Album Review: Tygers of Pan Tang – The Wreck-Age/Burning In the Shade 1985-1987
Reviewed by Paul Hutchings
There are several reasons why Whitley Bay’s NWOBHM stalwarts Tygers of Pan Tang didn’t progress as one might have expected in those halcyon early 1980s. Losing John Sykes to Thin Lizzy and then Whitesnake didn’t help, although singer Jon Deverill was a superior vocalist to Jess Cox.
Having peaked with a top 40 hit with a cover of The Clovers ‘Love Potion No.9’ in 1982, the band collapsed shortly after. The line-up that emerged in 1985 for these albums moved to a much more radio friendly sound, with only Deverill and drummer Brian Dick remaining from the band who recorded ‘The Cage’, and who had flirted with success for a tantalising moment.

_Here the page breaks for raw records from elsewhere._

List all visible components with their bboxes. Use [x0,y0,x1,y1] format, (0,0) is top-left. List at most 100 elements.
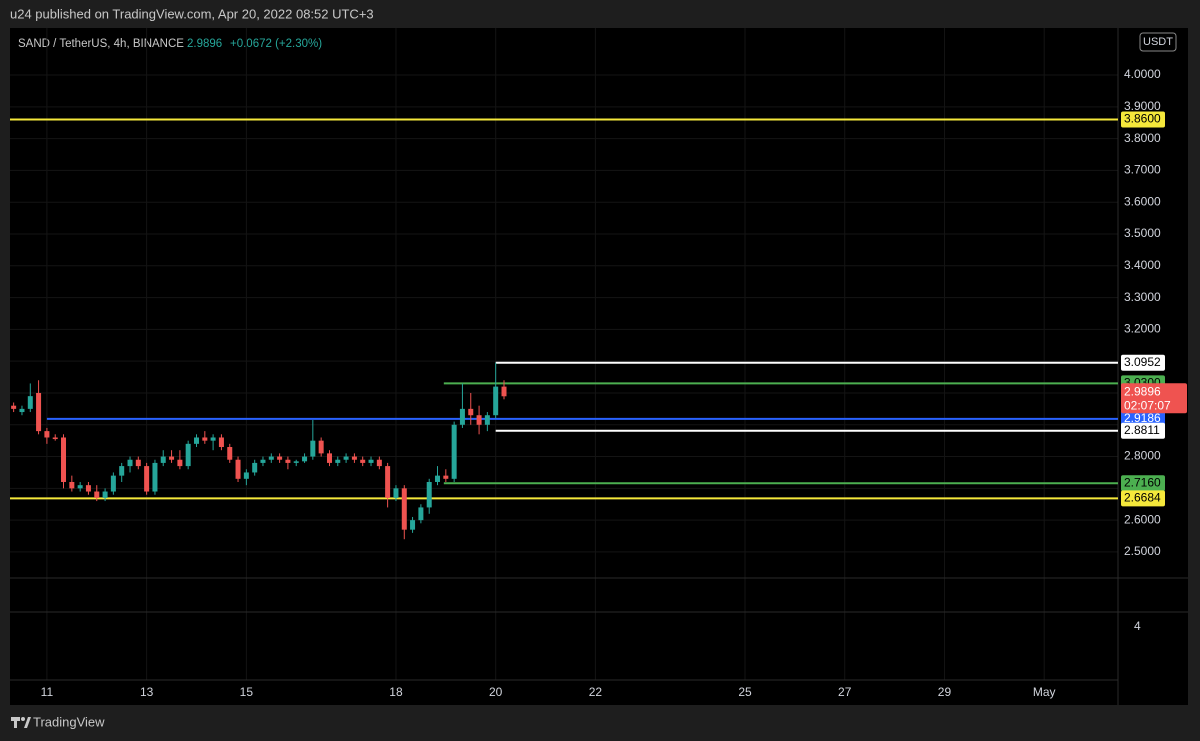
candle-body [44,431,50,438]
legend-change: +0.0672 (+2.30%) [230,38,322,50]
lower-pane-label: 4 [1134,619,1141,633]
currency-badge[interactable] [1139,32,1177,52]
x-tick-label: 13 [140,685,154,699]
candle-body [360,459,366,463]
candle-body [318,440,324,454]
candle-body [77,485,83,489]
candle-body [476,415,482,425]
candle-body [61,437,67,482]
y-tick-label: 2.8000 [1124,449,1161,463]
candle-body [127,459,133,467]
candle-body [293,461,299,463]
price-tag-label: 2.6684 [1124,491,1161,505]
candle-body [110,475,116,492]
header: u24 published on TradingView.com, Apr 20… [10,6,374,21]
y-tick-label: 4.0000 [1124,67,1161,81]
y-tick-label: 2.6000 [1124,512,1161,526]
symbol: SAND / TetherUS, 4h, BINANCE [18,38,184,50]
x-tick-label: 27 [838,685,852,699]
y-tick-label: 3.3000 [1124,290,1161,304]
candle-body [119,466,125,476]
footer: TradingView [33,714,105,729]
price-tag [1121,354,1165,371]
candle-body [94,491,100,498]
candle-body [144,466,150,492]
candle-body [351,456,357,460]
candle-body [484,415,490,425]
candle-body [493,386,499,416]
candle-body [36,392,42,432]
y-tick-label: 3.7000 [1124,163,1161,177]
candle-body [260,459,266,463]
current-price-tag [1121,383,1187,414]
price-tag-label: 2.8811 [1124,423,1160,437]
current-price: 2.9896 [1124,384,1161,398]
candle-body [501,386,507,397]
y-tick-label: 3.5000 [1124,226,1161,240]
candle-body [285,459,291,463]
price-tag [1121,475,1165,492]
legend-price: 2.9896 [187,38,222,50]
candle-body [401,488,407,530]
x-tick-label: 22 [589,685,603,699]
x-tick-label: 25 [738,685,752,699]
y-tick-label: 3.4000 [1124,258,1161,272]
candle-body [277,456,283,460]
candle-body [19,408,25,413]
x-tick-label: 20 [489,685,503,699]
chart-background [10,28,1188,705]
candle-body [335,459,341,463]
price-tag [1121,490,1165,507]
candle-body [443,475,449,479]
candle-body [169,456,175,460]
y-tick-label: 3.9000 [1124,99,1161,113]
candle-body [385,466,391,498]
candle-body [193,437,199,444]
price-tag-label: 2.7160 [1124,475,1161,489]
candle-body [185,443,191,467]
y-tick-label: 3.2000 [1124,322,1161,336]
candle-body [426,481,432,508]
price-tag [1121,111,1165,128]
x-tick-label: May [1033,685,1056,699]
candle-body [410,520,416,530]
candle-body [52,437,58,440]
currency: USDT [1143,36,1173,48]
candle-body [69,481,75,489]
candle-body [376,459,382,467]
candle-body [243,472,249,479]
x-tick-label: 29 [938,685,952,699]
candle-body [326,453,332,463]
price-tag-label: 2.9186 [1124,411,1161,425]
candle-body [268,456,274,460]
candle-body [202,437,208,441]
logo [11,717,31,728]
candle-body [235,459,241,479]
x-tick-label: 15 [240,685,254,699]
candle-body [368,459,374,463]
x-tick-label: 18 [389,685,403,699]
y-tick-label: 3.6000 [1124,194,1161,208]
price-tag-label: 3.0952 [1124,355,1161,369]
x-tick-label: 11 [41,685,54,699]
candle-body [393,488,399,498]
candle-body [152,462,158,492]
candle-body [102,491,108,498]
candle-body [468,408,474,416]
candle-body [177,459,183,467]
candle-body [85,485,91,492]
candle-body [210,437,216,441]
candle-body [302,456,308,462]
candle-body [218,437,224,448]
countdown: 02:07:07 [1124,398,1171,412]
candle-body [434,475,440,482]
y-tick-label: 2.5000 [1124,544,1161,558]
candle-body [135,459,141,467]
candle-body [459,408,465,425]
candle-body [227,447,233,460]
y-tick-label: 3.8000 [1124,131,1161,145]
candle-body [27,396,33,409]
price-tag [1121,422,1165,439]
price-tag-label: 3.8600 [1124,112,1161,126]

One listen to ‘The Wreck-age’ has you yearning for the grittier sound that the band generated in those early albums, be it the polished ‘Spellbound’ or the earlier grit of ‘Wild Cat.’ There are few memorable songs on these two releases. The title track does at least have a bit of gumption about it, ticking along at a decent pace, with some decent guitar work thanks to the duo of Neil Shepherd and Steve Lamb.
Elsewhere you must work hard to find anything that has any spirit to it, with most songs limper than a fortnight old lettuce. Tracks like ‘Women in Cages’ have not aged well in the slightest, with the chorus of “Women in Cages, Prison of rages, They don’t wanna be free, Women, driven with desire, frenzy of fire, they all wanna be free” a masterpiece of misogyny.

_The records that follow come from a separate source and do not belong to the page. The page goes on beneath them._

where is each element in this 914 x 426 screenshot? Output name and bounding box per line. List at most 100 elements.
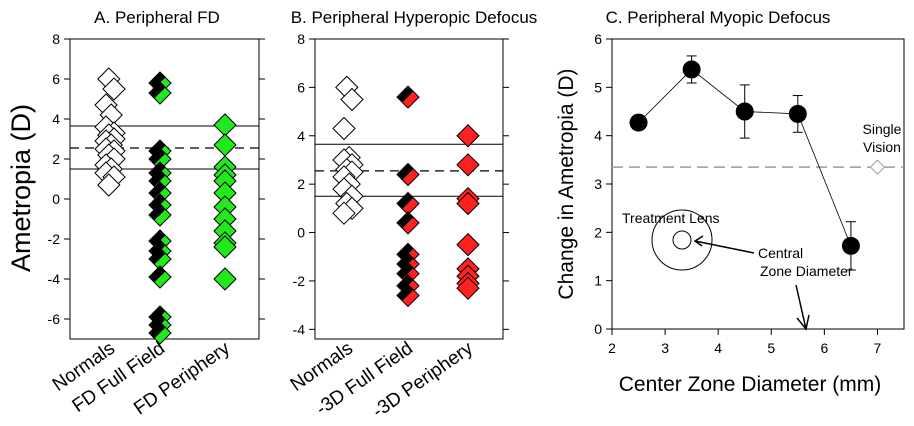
panel-a-point-2-1-shape: [213, 133, 237, 157]
panel-b-point-0-2: [332, 116, 356, 141]
central-zone-axis-pointer: [795, 284, 807, 330]
panel-b-ytick-label-0: -4: [293, 321, 306, 337]
panel-b-point-1-1-outline: [396, 162, 420, 187]
panel-b-point-1-0: [396, 85, 420, 109]
panel-c-ytick-label-2: 2: [594, 224, 602, 240]
panel-b-points: [332, 75, 480, 308]
panel-a-point-1-8: [148, 203, 172, 227]
panel-c: C. Peripheral Myopic Defocus Change in A…: [555, 8, 905, 396]
panel-a-points: [94, 67, 237, 345]
panel-c-point-3: [788, 104, 807, 123]
panel-a-point-0-1-shape: [102, 77, 126, 101]
panel-c-point-1: [682, 60, 701, 79]
panel-c-series: [629, 55, 860, 271]
panel-b-point-2-8-shape: [456, 276, 480, 300]
panel-c-xtick-label-5: 7: [874, 340, 882, 356]
panel-b-point-2-1: [456, 153, 480, 177]
panel-b-point-2-0-shape: [456, 124, 480, 148]
panel-b-point-2-3: [456, 191, 480, 216]
panel-c-frame: [611, 38, 905, 330]
panel-b-point-2-1-shape: [456, 153, 480, 177]
panel-a-ylabel: Ametropia (D): [6, 104, 36, 272]
panel-a-point-0-18: [97, 173, 121, 197]
panel-a-point-0-1: [102, 77, 126, 101]
single-vision-label-2: Vision: [863, 139, 901, 155]
panel-a-point-1-12-halves: [149, 266, 171, 288]
panel-a-point-2-10-shape: [213, 235, 237, 259]
panel-b-y-axis: -4 -2 0 2 4 6 8: [293, 31, 509, 337]
treatment-lens-central-zone: [672, 230, 692, 250]
panel-a-point-1-1-outline: [148, 81, 172, 105]
panel-b-point-1-3-outline: [396, 211, 420, 235]
panel-a-point-2-11-shape: [213, 267, 237, 291]
panel-a-ytick-label-7: 8: [52, 31, 60, 47]
panel-a-point-1-1: [148, 81, 172, 105]
panel-a-point-2-10: [213, 235, 237, 259]
panel-a-title: A. Peripheral FD: [94, 8, 220, 27]
panel-a-ytick-label-4: 2: [52, 151, 60, 167]
panel-a: A. Peripheral FD Ametropia (D) -6 -4 -2 0 2 4…: [6, 8, 265, 419]
panel-c-point-0: [629, 113, 648, 132]
panel-a-point-1-3: [148, 147, 172, 171]
panel-b-point-1-8: [396, 283, 420, 308]
panel-a-ytick-label-0: -6: [48, 311, 61, 327]
panel-b-title: B. Peripheral Hyperopic Defocus: [291, 8, 538, 27]
panel-b-point-0-2-shape: [332, 116, 356, 141]
panel-b-point-0-1-shape: [340, 87, 364, 112]
panel-b-ytick-label-2: 0: [297, 225, 305, 241]
treatment-lens-diagram: Treatment Lens Central Zone Diameter: [622, 209, 853, 331]
panel-c-xtick-label-1: 3: [661, 340, 669, 356]
panel-a-ytick-label-3: 0: [52, 191, 60, 207]
panel-b-point-0-1: [340, 87, 364, 112]
panel-b-point-1-1-halves: [397, 163, 419, 186]
panel-a-point-2-1: [213, 133, 237, 157]
panel-b-ytick-label-4: 4: [297, 128, 305, 144]
panel-a-point-1-6: [148, 181, 172, 205]
panel-a-ytick-label-5: 4: [52, 111, 60, 127]
single-vision-reference: Single Vision: [612, 121, 904, 175]
central-zone-label-1: Central: [758, 245, 803, 261]
panel-c-xtick-label-0: 2: [608, 340, 616, 356]
panel-b-ytick-label-6: 8: [297, 31, 305, 47]
central-zone-pointer: [694, 240, 755, 254]
panel-b-point-0-14-shape: [332, 201, 356, 225]
panel-c-ytick-label-5: 5: [594, 79, 602, 95]
panel-c-xlabel: Center Zone Diameter (mm): [619, 373, 882, 396]
central-zone-pointer-head: [693, 235, 704, 247]
panel-a-point-1-15-outline: [148, 321, 172, 345]
panel-c-point-2: [735, 102, 754, 121]
panel-b: B. Peripheral Hyperopic Defocus -4 -2 0 2 4 6…: [287, 8, 537, 422]
panel-c-point-4: [841, 236, 860, 255]
panel-c-ytick-label-6: 6: [594, 31, 602, 47]
panel-a-point-2-11: [213, 267, 237, 291]
panel-a-point-1-8-outline: [148, 203, 172, 227]
panel-c-ytick-label-3: 3: [594, 176, 602, 192]
panel-a-ytick-label-2: -2: [48, 231, 61, 247]
panel-c-xtick-label-3: 5: [767, 340, 775, 356]
panel-b-point-1-1: [396, 162, 420, 187]
panel-a-point-1-12: [148, 265, 172, 289]
central-zone-label-2: Zone Diameter: [760, 263, 853, 279]
panel-a-point-1-12-outline: [148, 265, 172, 289]
panel-a-point-2-0-shape: [213, 113, 237, 137]
panel-c-xtick-label-2: 4: [714, 340, 722, 356]
panel-b-category-label-2: -3D Periphery: [369, 338, 477, 423]
panel-b-ytick-label-3: 2: [297, 176, 305, 192]
treatment-lens-outer-ring: [651, 209, 713, 271]
panel-b-point-1-0-outline: [396, 85, 420, 109]
panel-a-ytick-label-6: 6: [52, 71, 60, 87]
panel-b-point-2-4: [456, 232, 480, 257]
panel-c-ytick-label-1: 1: [594, 273, 602, 289]
panel-c-ytick-label-0: 0: [594, 321, 602, 337]
panel-a-point-1-15: [148, 321, 172, 345]
panel-b-point-2-3-shape: [456, 191, 480, 216]
panel-c-ytick-label-4: 4: [594, 128, 602, 144]
panel-b-point-0-14: [332, 201, 356, 225]
panel-c-axes: 2 3 4 5 6 7 0 1 2 3 4 5 6: [594, 31, 881, 356]
panel-c-ylabel: Change in Ametropia (D): [555, 68, 578, 299]
panel-b-point-1-8-outline: [396, 283, 420, 308]
central-zone-axis-pointer-head: [796, 314, 810, 331]
panel-b-point-2-4-shape: [456, 232, 480, 257]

Ten tracks, with possibly two decent songs amongst them, ‘The Wreck-Age’ has not aged well. Deverill’s vocals are decent, but the songs are flaccid, there are some horrible 80s synths which add to a blunt edge to make it an AOR album that really needs to be left to rest in peace.
1987 saw the band release ‘Burning in the Shade.’ Far from burning, this album continued in the rather routine manner of’ The Wreck-Age,’ following more lightweight melodic rock. Having shed Shepherd and bassist Dave Donaldson, the trio of Deverill, Dick and Lamb collaborated with one of the originators of Neat Records, Steve Thompson who added keyboards and bass as well as co-writing credits on all tracks.
If ‘The Wreck-Age’ distanced the Tygers from those early albums, ‘Burning in the Shade’ took them about a million miles away. Deverill’s vocals remain strong, but the ghastly harmonies and backing vocals are stomach-churning, with the keyboards dominating at the expense of the guitar, something that turned many of their long-time fans away.
Looking back and listening to these songs today, one wonders if the band felt that this was the best route for commercial success. They attempted to move in the same way that bands such as Uriah Heep, Praying Mantis, Lionheart, and Magnum did. Both albums are totally inoffensive (if you ignore ‘Women in Cages’, ahem), but flat as a pancake with it.
This package also comes with a selection of demos from these albums.
Interestingly, since Robb Weir resurrected the band as sole original member in 2001, the band has moved to a much more guitar orientated sound and their recent albums and this year’s EP ‘A New Heartbeat’ are worth a listen.